| Item 2.03 |
Creation of a Direct Financial Obligation or an Obligation under an Off-Balance Sheet Arrangement. |
The information set forth in Item 8.01 of this Current Report on Form 8-K is incorporated into this Item 2.03 by reference.
| Item 3.02 |
Unregistered Sales of Equity Securities. |
In connection with the Exchange Offer (as defined below), on October 30, 2025, in reliance upon the exemption from the registration requirements of the Securities Act of 1933, as amended (the “Securities Act”) provided by Section 4(a)(2) thereof and Rule 506 of Regulation D promulgated thereunder, Beyond Meat, Inc. (the “Company”) issued 776,610 shares of its common stock and $459,000 in aggregate principal amount of New Convertible Notes (as defined below) to eligible holders of the Existing Convertible Notes (as defined below) accepted for exchange in the Exchange Offer.
The information set forth in the Item 8.01 of this Current Report on Form 8-K is incorporated into this Item 3.02 by reference.
| Item 7.01 |
Regulation FD Disclosure. |
On October 29, 2025, the Company issued a press release announcing the final tender results and final settlement of the Exchange Offer. The full text of the press release is furnished herewith as Exhibit 99.1 and incorporated herein by reference.
In accordance with General Instruction B.2 of Form 8-K, the information contained or incorporated by reference in this Item 7.01, including the press release furnished herewith as Exhibit 99.1, shall not be deemed “filed” for the purposes of Section 18 of the Securities Exchange Act of 1934, as amended (the “Exchange Act”), or otherwise subject to the liabilities of that section, nor shall it be deemed to be incorporated by reference into any filing under the Securities Act, or the Exchange Act, regardless of any general incorporation language in such filing, except as shall be expressly set forth by specific reference in such a filing.
As previously announced, on October 15, 2025, the Company completed the early settlement of the exchange of $1,114,603,000 in aggregate principal amount (the “Early Tendered Notes”) of its 0% Convertible Senior Notes due 2027 (the “Existing Convertible Notes”) that were validly tendered on or before the early tender deadline of 5:00 p.m., New York City time, on October 10, 2025 (the “Early Tender Date”) in the Company’s previously announced exchange offer (the “Exchange Offer”) to exchange any and all of the Existing Convertible Notes for a pro rata portion of up to $202.5 million in aggregate principal amount of newly issued 7.00% Convertible Senior Secured Second Lien PIK Toggle Notes due 2030 (the “New Convertible Notes”) and up to 326,190,370 shares of the Company’s common stock (the “New Shares”).
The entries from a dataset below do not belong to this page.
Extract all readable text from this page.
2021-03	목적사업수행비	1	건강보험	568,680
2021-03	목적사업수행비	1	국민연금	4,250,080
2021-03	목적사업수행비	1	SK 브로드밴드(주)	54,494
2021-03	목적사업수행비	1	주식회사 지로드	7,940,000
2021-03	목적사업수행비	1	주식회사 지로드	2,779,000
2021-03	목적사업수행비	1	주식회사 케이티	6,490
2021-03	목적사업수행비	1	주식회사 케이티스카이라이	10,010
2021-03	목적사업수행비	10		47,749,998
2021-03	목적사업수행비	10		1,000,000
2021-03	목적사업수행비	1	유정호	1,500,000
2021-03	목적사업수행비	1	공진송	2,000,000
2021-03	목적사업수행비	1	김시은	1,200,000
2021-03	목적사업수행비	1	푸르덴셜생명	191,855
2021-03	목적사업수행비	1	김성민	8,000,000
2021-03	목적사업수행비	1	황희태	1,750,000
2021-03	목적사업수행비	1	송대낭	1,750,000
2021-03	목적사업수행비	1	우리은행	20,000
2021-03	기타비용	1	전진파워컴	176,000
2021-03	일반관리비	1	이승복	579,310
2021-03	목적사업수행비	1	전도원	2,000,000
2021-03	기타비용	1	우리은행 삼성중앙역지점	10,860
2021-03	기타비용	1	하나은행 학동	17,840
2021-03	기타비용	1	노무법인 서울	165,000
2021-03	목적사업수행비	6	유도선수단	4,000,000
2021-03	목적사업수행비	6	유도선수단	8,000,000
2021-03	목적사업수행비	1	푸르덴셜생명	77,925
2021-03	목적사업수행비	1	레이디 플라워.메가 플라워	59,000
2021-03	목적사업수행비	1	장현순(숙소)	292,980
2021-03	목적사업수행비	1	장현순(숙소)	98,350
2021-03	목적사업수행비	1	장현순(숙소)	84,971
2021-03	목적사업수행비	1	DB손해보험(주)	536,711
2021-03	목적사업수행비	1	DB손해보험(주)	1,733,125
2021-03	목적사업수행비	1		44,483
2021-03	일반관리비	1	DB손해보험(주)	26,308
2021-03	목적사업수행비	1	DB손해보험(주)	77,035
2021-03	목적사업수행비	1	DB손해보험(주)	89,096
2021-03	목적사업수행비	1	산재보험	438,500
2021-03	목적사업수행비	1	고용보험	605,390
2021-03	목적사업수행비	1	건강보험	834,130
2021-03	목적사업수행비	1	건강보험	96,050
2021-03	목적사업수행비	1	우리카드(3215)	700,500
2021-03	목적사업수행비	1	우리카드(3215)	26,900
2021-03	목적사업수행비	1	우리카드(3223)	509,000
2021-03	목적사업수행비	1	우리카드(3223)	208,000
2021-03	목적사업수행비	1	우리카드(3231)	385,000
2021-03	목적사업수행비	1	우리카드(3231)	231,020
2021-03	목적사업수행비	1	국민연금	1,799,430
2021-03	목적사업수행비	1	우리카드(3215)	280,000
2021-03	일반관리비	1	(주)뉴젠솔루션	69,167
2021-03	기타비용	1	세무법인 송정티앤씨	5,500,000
This Current Report on Form 8-K reflects tenders and related exchange consideration settled in connection with the Exchange Offer on the Final Settlement Date, including one tender that was partially reflected in the information agent’s records at the time of the announcement of final results on October 29, 2025. In addition to the Early Tendered Notes, an additional $5,938,000 in aggregate principal amount of Existing Convertible Notes was validly tendered in the Exchange Offer and not validly withdrawn following the Early Tender Date in connection with the Exchange Offer (the “Additional Tendered Notes”). On October 30, 2025 (the “Final Settlement Date”), in connection with the final settlement of the Exchange Offer, the Additional Tendered Notes were validly tendered, accepted for exchange by the Company and subsequently cancelled. In connection with the final settlement of the Exchange Offer, on the Final Settlement Date, the Company issued (i) $1,004,000 in aggregate principal amount of New Convertible Notes and (ii) 1,684,270 New Shares, in exchange for the validly tendered and accepted Additional Tendered Notes.
Following the Final Settlement Date, a total of (i) $209,721,000 in aggregate principal amount of New Convertible Notes (inclusive of $12.5 million in aggregate principal amount of New Convertible Notes as payment to certain holders of Existing Convertible Notes that had entered into a transaction support agreement with the Company relating to the Exchange Offer) and (ii) 317,834,446 New Shares have been issued by the Company in connection with the Exchange Offer. The Additional Tendered Notes and the Early Tendered Notes together represent 97.44% of the aggregate outstanding principal amount of Existing Convertible Notes. Following such Final Settlement Date and the cancellation of the Additional Tendered Notes, $29,459,000 in aggregate principal amount of the Existing Convertible Notes remain outstanding.